Me contó que su hermano trabajaba en ese restaurante que se destruyó totalmente con el temblor, y que mi tío no logró salir. Aunque estaba muy afectado al decirlo, tampoco lloró. Supongo que las lágrimas sólo existían en algunos familiares o en algunos momentos, pero yo tampoco podía llorar, ni pensar mucho, sólo quería regresar a la escuela. Nadie quería irse a dormir, pero poco a poco nos fuimos a nuestras habitaciones. Continué pensando en mi padre. Él había salido, me imagino que a buscar entre los escombros a su hermano. Mis tías se cansaron de rezar y dejaron todo en las manos de Dios. Mi tío Urbano se encerró en su cuarto.

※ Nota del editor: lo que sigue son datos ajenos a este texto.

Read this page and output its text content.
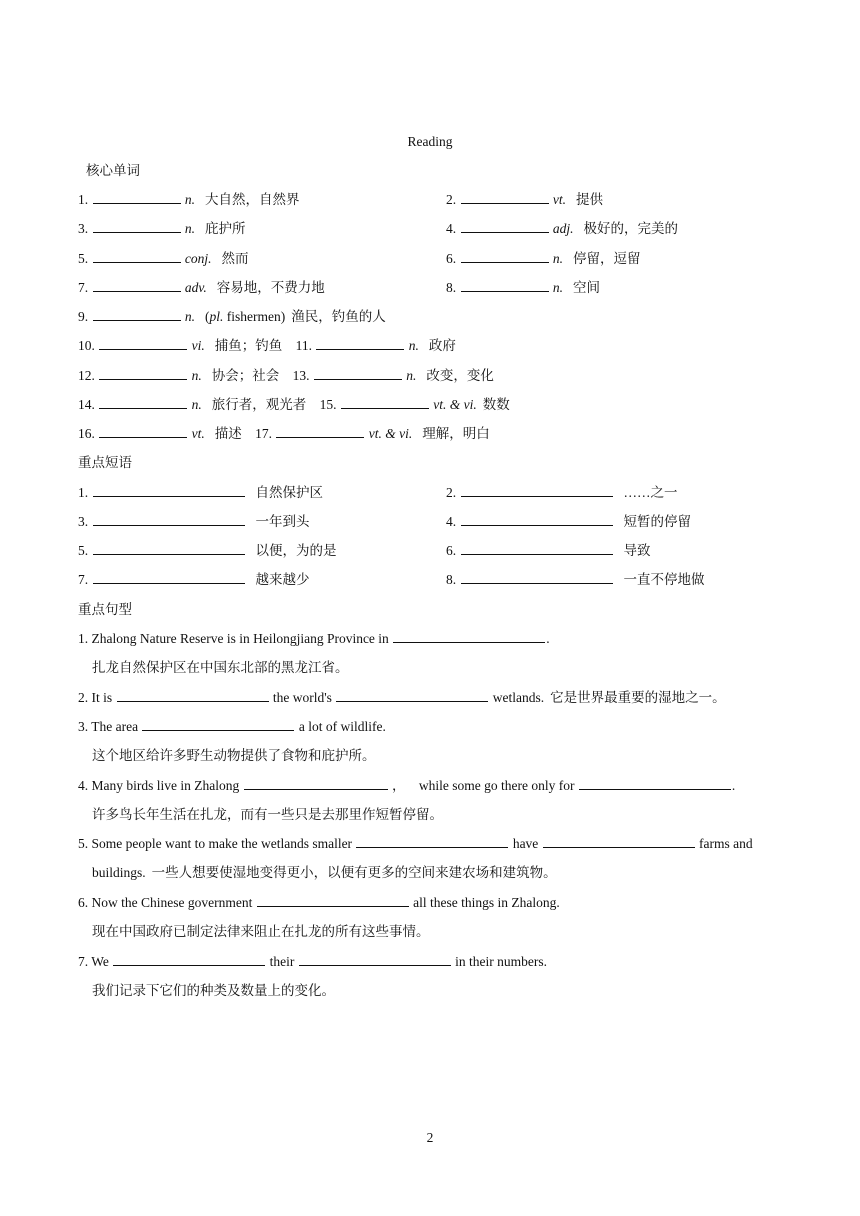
Reading
核心单词
1.	n. 大自然，自然界	2.	vt. 提供
3.	n. 庇护所	4.	adj. 极好的，完美的
5.	conj. 然而	6.	n. 停留，逗留
7.	adv. 容易地，不费力地	8.	n. 空间
9.	n. (pl. fishermen) 渔民，钓鱼的人
10.	vi. 捕鱼；钓鱼 11.	n. 政府
12.	n. 协会；社会 13.	n. 改变，变化
14.	n. 旅行者，观光者 15.	vt. & vi. 数数
16.	vt. 描述 17.	vt. & vi. 理解，明白
重点短语
1.	自然保护区	2.	……之一
3.	一年到头	4.	短暂的停留
5.	以便，为的是	6.	导致
7.	越来越少	8.	一直不停地做
重点句型
1. Zhalong Nature Reserve is in Heilongjiang Province in	.
扎龙自然保护区在中国东北部的黑龙江省。
2. It is	the world's	wetlands. 它是世界最重要的湿地之一。
3. The area	a lot of wildlife.
这个地区给许多野生动物提供了食物和庇护所。
4. Many birds live in Zhalong	， while some go there only for	.
许多鸟长年生活在扎龙，而有一些只是去那里作短暂停留。
5. Some people want to make the wetlands smaller	have	farms and
buildings. 一些人想要使湿地变得更小，以便有更多的空间来建农场和建筑物。
6. Now the Chinese government	all these things in Zhalong.
现在中国政府已制定法律来阻止在扎龙的所有这些事情。
7. We	their	in their numbers.
我们记录下它们的种类及数量上的变化。
2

Al día siguiente las malas noticias seguían apareciendo en los diarios. Intenté preguntar a mi madre si podía ir a la escuela. Me miró molesta, como si tuviera enfrente a una retrasada mental que no entendiera la magnitud de la tragedia. Desayunamos en silencio. Mi tío Urbano, el Satanás, como le decían mis tías, había salido. Las mujeres de la casa seguían muy preocupadas. Salí a buscar a mi tío, quería pedirle que dejara la burla, que lo del terremoto era algo terrible, que fuera misericordioso. Qué bueno que no lo encontré, tal vez me hubiera visto con lástima, me hubiera dicho que regresara a leer a Nietzsche, que era una sentimental. Así es que abrí un libro e intenté leer. No fue sencillo, tenían la televisión con todo el volumen y mis tías rezaban por toda la casa pidiéndole a Dios piedad para todas las personas. Me imagino que se cansaron nuevamente de llorar, así que se empezaron a apagar los ruidos poco a poco.
Todo quedó en silencio, pasaban las horas, más noticias y lentamente se fue haciendo de noche.
Mi padre ya estaba en casa. Nos contó, ya sin guardarse nada, que su hermano había alcanzado a salir del restaurante, pero tenía sus ahorros en su locker, así que regresó por ellos. Sus compañeros le rogaron que se quedara, que no entrara. Vieron cómo, después de que mi tío entró al edificio, éste se cayó súbitamente, haciendo un ruido estrepitoso.
Después de eso mi padre ya no dijo nada, se quedó callado.
Mis tías y mi madre estaban preparando la cena. Seguí viendo las noticias, cuando nuevamente empezó a temblar. Mi padre me agarró de la mano y salimos en cuestión de segundos de la casa. Mis tías y mi madre gritaban, llevaban sus rosarios en la mano. Miré hacia al cielo y pensé que tal vez algunos quedaríamos vivos para escribir sobre aquel temblor.
Fui una de ellas, lo demás ya ha quedado dicho.